Enquanto os espelhos rachavam e as sombras se aproximavam das mentes inquietas de Kátyra e Dimitry, algo dentro do rei despertava, algo que não podia esperar. Ele sabia que o peso da guerra e da batalha ainda estava fresco, mas o povo precisava de algo mais. Algo que fosse além de luto e medo.
Dimitry deu um passo firme, afastando-se dos espelhos quebrados, e olhou para Kátyra com um semblante resoluto. Ele não estava apenas buscando uma solução para o caos, mas também para a alma de seu reino. O momento exigia algo grandioso, algo que devolvesse ao povo a esperança.
— É hora de renascer. — Ele declarou com firmeza, mais para si mesmo do que para Kátyra.
Em um ato impetuoso, mandou convocar uma reunião com os conselheiros reais. Dentro da grande sala do trono, suas palavras ecoaram por toda a câmara.
— Proponho que decretamos três dias de festa e celebração. Não importa o que aconteça, este reino precisará de momentos de alívio. Quero ver risos, cores, músicas, famílias unidas. Nada de transporte, nada de carruagens. Quero as ruas tomadas de flores e vida. — Dimitry se virou para os conselheiros, o olhar firme. — Que se distribua doces, que toquem músicas nos becos e praças. Que todos se lembrem do que é viver!
Os conselheiros murmuraram entre si, surpresos pela decisão, mas o rei continuou com a certeza de quem sabia o que precisava ser feito.

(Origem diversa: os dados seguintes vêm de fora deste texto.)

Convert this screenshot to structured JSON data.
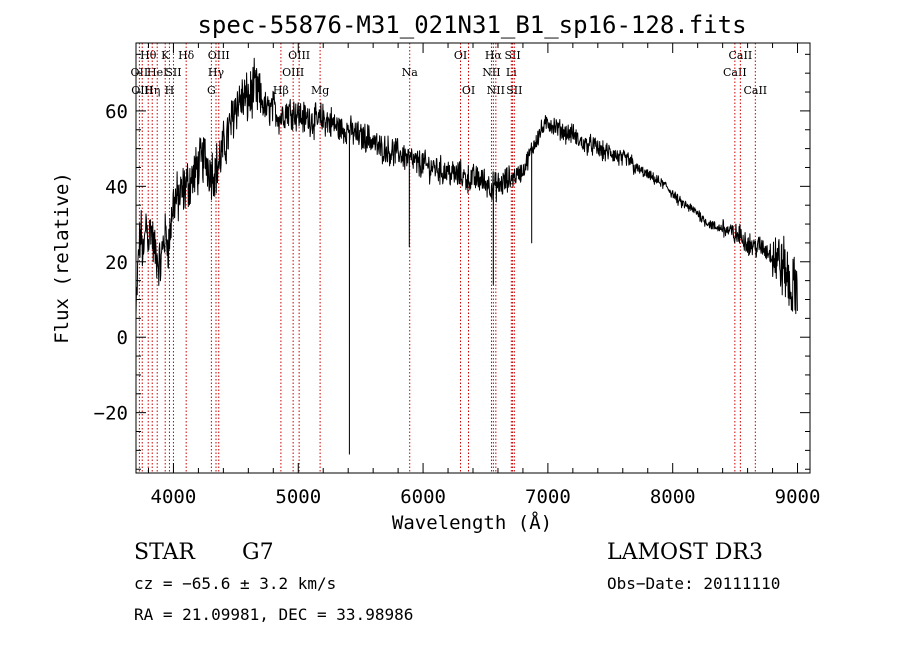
{
  "chart_data": {
    "type": "line",
    "title": "spec-55876-M31_021N31_B1_sp16-128.fits",
    "xlabel": "Wavelength (Å)",
    "ylabel": "Flux (relative)",
    "xlim": [
      3700,
      9100
    ],
    "ylim": [
      -36,
      78
    ],
    "x_ticks": [
      4000,
      5000,
      6000,
      7000,
      8000,
      9000
    ],
    "x_tick_labels": [
      "4000",
      "5000",
      "6000",
      "7000",
      "8000",
      "9000"
    ],
    "y_ticks": [
      -20,
      0,
      20,
      40,
      60
    ],
    "y_tick_labels": [
      "−20",
      "0",
      "20",
      "40",
      "60"
    ],
    "grid": false,
    "series": [
      {
        "name": "flux",
        "color": "#000000",
        "x": [
          3700,
          3720,
          3740,
          3760,
          3780,
          3800,
          3820,
          3840,
          3860,
          3880,
          3900,
          3920,
          3940,
          3960,
          3980,
          4000,
          4050,
          4100,
          4150,
          4200,
          4250,
          4300,
          4350,
          4400,
          4450,
          4500,
          4550,
          4600,
          4650,
          4700,
          4750,
          4800,
          4850,
          4900,
          4950,
          5000,
          5050,
          5100,
          5150,
          5200,
          5250,
          5300,
          5350,
          5400,
          5450,
          5500,
          5550,
          5600,
          5650,
          5700,
          5750,
          5800,
          5850,
          5900,
          5950,
          6000,
          6050,
          6100,
          6150,
          6200,
          6250,
          6300,
          6350,
          6400,
          6450,
          6500,
          6550,
          6600,
          6650,
          6700,
          6750,
          6800,
          6850,
          6900,
          6950,
          7000,
          7050,
          7100,
          7150,
          7200,
          7250,
          7300,
          7350,
          7400,
          7450,
          7500,
          7550,
          7600,
          7650,
          7700,
          7750,
          7800,
          7850,
          7900,
          7950,
          8000,
          8050,
          8100,
          8150,
          8200,
          8250,
          8300,
          8350,
          8400,
          8450,
          8500,
          8550,
          8600,
          8650,
          8700,
          8750,
          8800,
          8850,
          8900,
          8950,
          9000
        ],
        "y": [
          5,
          22,
          28,
          20,
          31,
          26,
          30,
          24,
          22,
          20,
          19,
          26,
          27,
          24,
          30,
          36,
          37,
          40,
          42,
          45,
          48,
          44,
          45,
          50,
          55,
          62,
          63,
          63,
          66,
          63,
          60,
          61,
          58,
          60,
          60,
          59,
          58,
          58,
          57,
          58,
          57,
          56,
          55,
          55,
          54,
          53,
          53,
          52,
          50,
          50,
          49,
          49,
          48,
          47,
          46,
          46,
          45,
          45,
          44,
          44,
          43,
          43,
          42,
          42,
          42,
          41,
          40,
          40,
          41,
          42,
          43,
          44,
          48,
          52,
          55,
          57,
          56,
          55,
          54,
          54,
          52,
          51,
          51,
          50,
          49,
          49,
          48,
          47,
          47,
          45,
          44,
          43,
          42,
          41,
          40,
          38,
          36,
          35,
          34,
          33,
          31,
          30,
          29,
          29,
          28,
          27,
          27,
          25,
          24,
          24,
          23,
          22,
          20,
          18,
          12,
          14
        ]
      }
    ],
    "absorption_spikes": [
      {
        "x": 5410,
        "y": -31
      },
      {
        "x": 5890,
        "y": 24
      },
      {
        "x": 6563,
        "y": 14
      },
      {
        "x": 6870,
        "y": 25
      }
    ],
    "line_markers": [
      {
        "x": 3727,
        "label": "OII",
        "row": 1
      },
      {
        "x": 3750,
        "label": "OIII",
        "row": 2
      },
      {
        "x": 3798,
        "label": "Hθ",
        "row": 0
      },
      {
        "x": 3830,
        "label": "Hη",
        "row": 2
      },
      {
        "x": 3870,
        "label": "HeI",
        "row": 1
      },
      {
        "x": 3934,
        "label": "K",
        "row": 0
      },
      {
        "x": 3968,
        "label": "H",
        "row": 2
      },
      {
        "x": 4000,
        "label": "SII",
        "row": 1
      },
      {
        "x": 4102,
        "label": "Hδ",
        "row": 0
      },
      {
        "x": 4304,
        "label": "G",
        "row": 2
      },
      {
        "x": 4341,
        "label": "Hγ",
        "row": 1
      },
      {
        "x": 4363,
        "label": "OIII",
        "row": 0
      },
      {
        "x": 4861,
        "label": "Hβ",
        "row": 2
      },
      {
        "x": 4959,
        "label": "OIII",
        "row": 1
      },
      {
        "x": 5007,
        "label": "OIII",
        "row": 0
      },
      {
        "x": 5175,
        "label": "Mg",
        "row": 2
      },
      {
        "x": 5893,
        "label": "Na",
        "row": 1
      },
      {
        "x": 6300,
        "label": "OI",
        "row": 0
      },
      {
        "x": 6364,
        "label": "OI",
        "row": 2
      },
      {
        "x": 6548,
        "label": "NII",
        "row": 1
      },
      {
        "x": 6563,
        "label": "Hα",
        "row": 0
      },
      {
        "x": 6583,
        "label": "NII",
        "row": 2
      },
      {
        "x": 6707,
        "label": "Li",
        "row": 1
      },
      {
        "x": 6717,
        "label": "SII",
        "row": 0
      },
      {
        "x": 6731,
        "label": "SII",
        "row": 2
      },
      {
        "x": 8498,
        "label": "CaII",
        "row": 1
      },
      {
        "x": 8542,
        "label": "CaII",
        "row": 0
      },
      {
        "x": 8662,
        "label": "CaII",
        "row": 2
      }
    ]
  },
  "info": {
    "object_class": "STAR",
    "subclass": "G7",
    "survey": "LAMOST DR3",
    "redshift": "cz = −65.6 ± 3.2 km/s",
    "obs_date": "Obs−Date: 20111110",
    "coords": "RA =  21.09981, DEC =  33.98986"
  },
  "colors": {
    "spectrum": "#000000",
    "marker_line": "#cc0000",
    "axes": "#000000"
  }
}
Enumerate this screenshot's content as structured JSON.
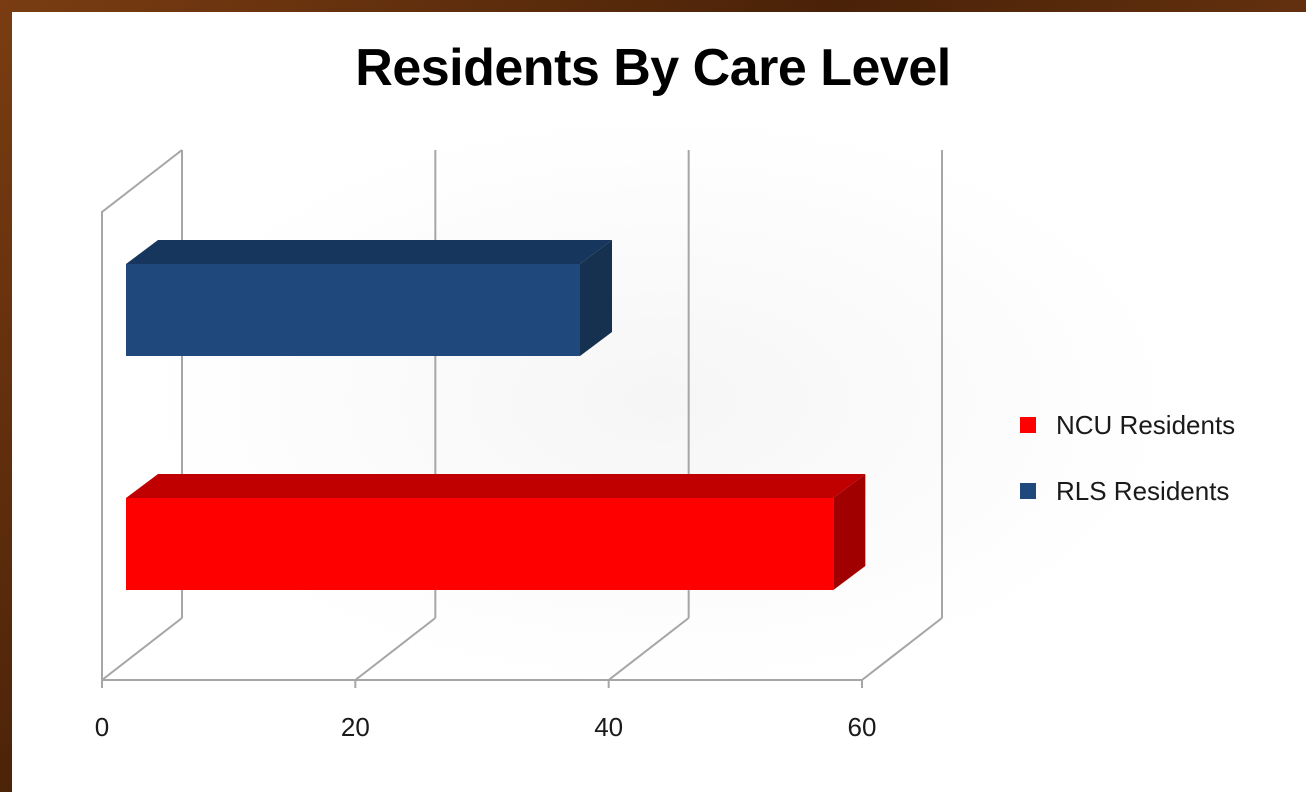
{
  "chart_data": {
    "type": "bar",
    "orientation": "horizontal",
    "style": "3d",
    "title": "Residents By Care Level",
    "xlabel": "",
    "ylabel": "",
    "xlim": [
      0,
      60
    ],
    "xticks": [
      0,
      20,
      40,
      60
    ],
    "grid": true,
    "legend_position": "right",
    "series": [
      {
        "name": "NCU Residents",
        "value": 56,
        "color": "#ff0000",
        "side_color": "#a00000",
        "top_color": "#c00000"
      },
      {
        "name": "RLS Residents",
        "value": 36,
        "color": "#1f497d",
        "side_color": "#16304f",
        "top_color": "#17365d"
      }
    ]
  }
}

— O povo precisa de leveza. Que a vida floresça, mesmo em tempos sombrios. — Ele concluiu, a voz firme, como um comando. E a festa seria proclamada.
Quando a notícia se espalhou pelos portões da cidade, um alvoroço tomou conta das ruas. As famílias começaram a sair de suas casas, as crianças corriam de mãos dadas, os mercados foram coloridos com flores e lanternas brilhantes, e os sons de música clássica e danças populares se misturavam, ecoando pelas vielas.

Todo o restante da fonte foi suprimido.